Lester Willis Young
Lester Willis Young was one of the premier saxophonists of the 1930s and 40s whose style and sound was emulated by future generations of jazz musicians. Hailed as “The President of the Tenor Sax” by his close friend Billie Holiday, he was simply “Prez” to his peers.
Young was born August 27, 1909, in the small town of Woodville, Mississippi, near New Orleans. His parents, both professional musicians, taught their children to play a variety of instruments and formed a family band that played carnivals, circuses, and minstrel shows. By age 10, Lester was playing drums for the band, but later convinced his father to let him take up the alto saxophone. Some of his early influences included Frankie Trumbauer and Bud Freeman.
Young quit the band in 1927 after a dispute with his Father and began touring with Art Bronson’s Bostonians. It was during this period that he took up the tenor sax. He joined the legendary Blue Devils band for a brief period in 1932 and settled in Kansas City a year later when the group disbanded.
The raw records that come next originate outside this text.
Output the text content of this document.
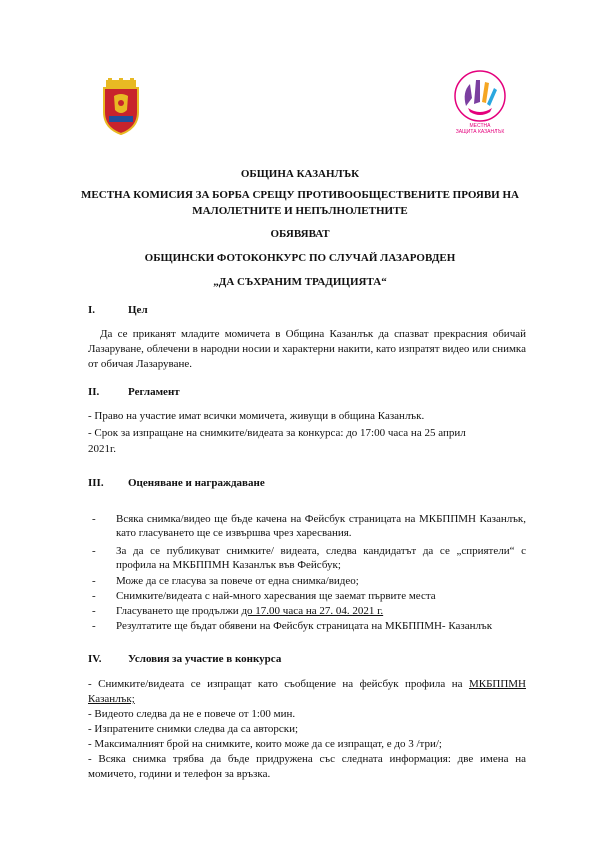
МЕСТНА
ЗАЩИТА КАЗАНЛЪК
ОБЩИНА КАЗАНЛЪК
МЕСТНА КОМИСИЯ ЗА БОРБА СРЕЩУ ПРОТИВООБЩЕСТВЕНИТЕ ПРОЯВИ НА
МАЛОЛЕТНИТЕ И НЕПЪЛНОЛЕТНИТЕ
ОБЯВЯВАТ
ОБЩИНСКИ ФОТОКОНКУРС ПО СЛУЧАЙ ЛАЗАРОВДЕН
„ДА СЪХРАНИМ ТРАДИЦИЯТА“
I.	Цел
Да се приканят младите момичета в Община Казанлък да спазват прекрасния обичай Лазаруване, облечени в народни носии и характерни накити, като изпратят видео или снимка от обичая Лазаруване.
II.	Регламент
- Право на участие имат всички момичета, живущи в община Казанлък.
- Срок за изпращане на снимките/видеата за конкурса: до 17:00 часа на 25 април
2021г.
III. Оценяване и награждаване
- Всяка снимка/видео ще бъде качена на Фейсбук страницата на МКБППМН Казанлък, като гласуването ще се извършва чрез харесвания.
- За да се публикуват снимките/ видеата, следва кандидатът да се „сприятели“ с профила на МКБППМН Казанлък във Фейсбук;
- Може да се гласува за повече от една снимка/видео;
- Снимките/видеата с най-много харесвания ще заемат първите места
- Гласуването ще продължи до 17.00 часа на 27. 04. 2021 г.
- Резултатите ще бъдат обявени на Фейсбук страницата на МКБППМН- Казанлък
IV. Условия за участие в конкурса
- Снимките/видеата се изпращат като съобщение на фейсбук профила на МКБППМН Казанлък;
- Видеото следва да не е повече от 1:00 мин.
- Изпратените снимки следва да са авторски;
- Максималният брой на снимките, които може да се изпращат, е до 3 /три/;
- Всяка снимка трябва да бъде придружена със следната информация: две имена на момичето, години и телефон за връзка.
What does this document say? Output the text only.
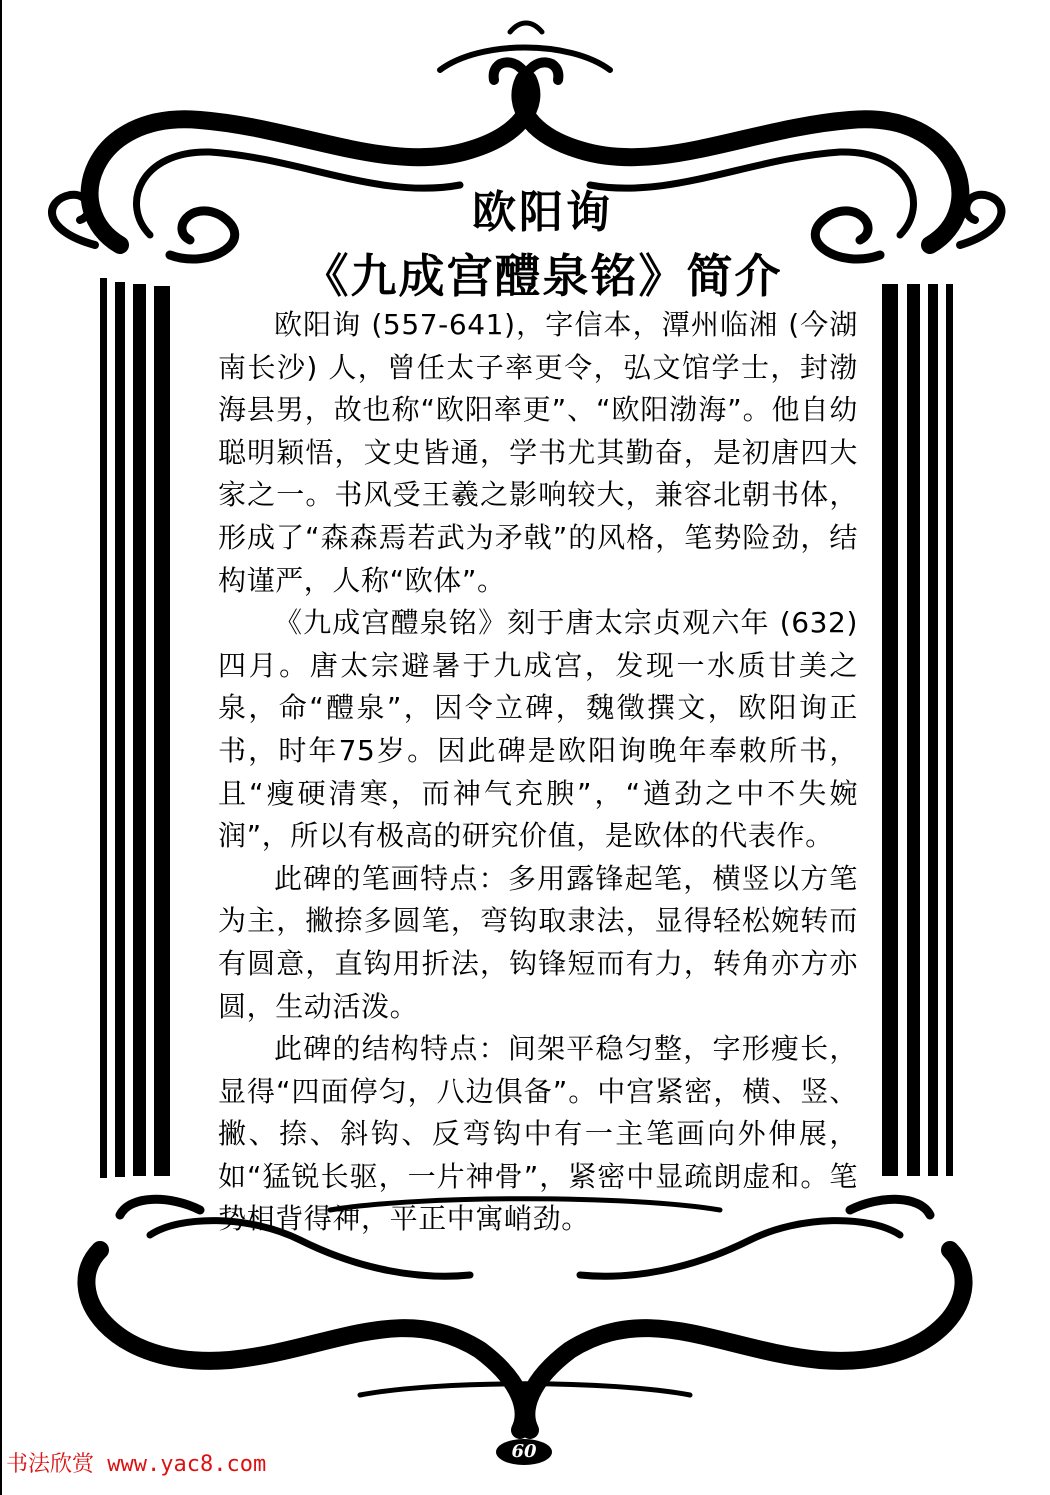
欧阳询
《九成宫醴泉铭》简介

欧阳询 (557-641)，字信本，潭州临湘 (今湖南长沙) 人，曾任太子率更令，弘文馆学士，封渤海县男，故也称“欧阳率更”、“欧阳渤海”。他自幼聪明颖悟，文史皆通，学书尤其勤奋，是初唐四大家之一。书风受王羲之影响较大，兼容北朝书体，形成了“森森焉若武为矛戟”的风格，笔势险劲，结构谨严，人称“欧体”。

《九成宫醴泉铭》刻于唐太宗贞观六年 (632) 四月。唐太宗避暑于九成宫，发现一水质甘美之泉，命“醴泉”，因令立碑，魏徵撰文，欧阳询正书，时年75岁。因此碑是欧阳询晚年奉敕所书，且“瘦硬清寒，而神气充腴”，“遒劲之中不失婉润”，所以有极高的研究价值，是欧体的代表作。

此碑的笔画特点：多用露锋起笔，横竖以方笔为主，撇捺多圆笔，弯钩取隶法，显得轻松婉转而有圆意，直钩用折法，钩锋短而有力，转角亦方亦圆，生动活泼。

此碑的结构特点：间架平稳匀整，字形瘦长，显得“四面停匀，八边俱备”。中宫紧密，横、竖、撇、捺、斜钩、反弯钩中有一主笔画向外伸展，如“猛锐长驱，一片神骨”，紧密中显疏朗虚和。笔势相背得神，平正中寓峭劲。

60
书法欣赏 www.yac8.com
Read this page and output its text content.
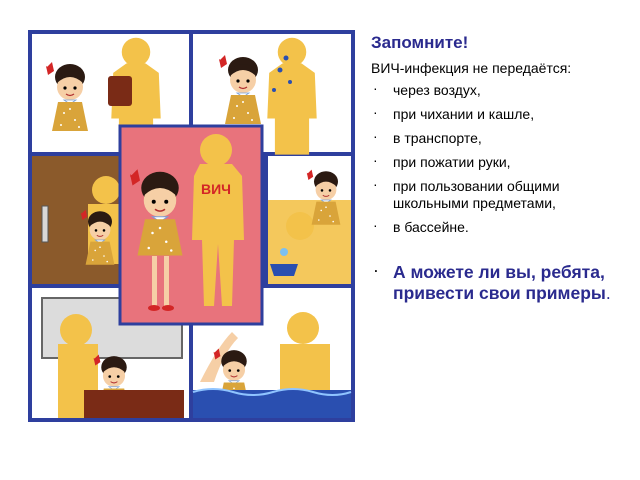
ВИЧ
Запомните!
ВИЧ-инфекция не передаётся:
· через воздух,
· при чихании и кашле,
· в транспорте,
· при пожатии руки,
· при пользовании общими школьными предметами,
· в бассейне.
· А можете ли вы, ребята, привести свои примеры.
While in Kansas City, Lester freelanced with Bennie Moten, George Lee, Clarence Love and other bands, before joining the Count Basie-Buster Smith band at the Reno Club in 1934. An extraordinary talent, Lester earned the reputation as “bad man” in Kansas City’s legendary jam sessions and duels with fellow musicians.
Young gained national recognition as the featured soloist with Count Basie Orchestra from 1936 to 1940 and recording with singers such as Billy Holiday (whom he nicknamed “Lady Day”) and Nat “King” Cole. After leaving the Basie Orchestra in 1941, he spent the next several years playing in New York and Los Angeles.
Young’s music career was put on hold in 1944 when he was drafted into the Army. By 1946, though, he was back on the road touring with the Jazz at the Philharmonic. He continued to tour and record throughout the late-1940s and 1950s. However, by this time, his health was in decline due largely to malnutrition and alcohol addiction. Young died on March 15, 1959, in New York City.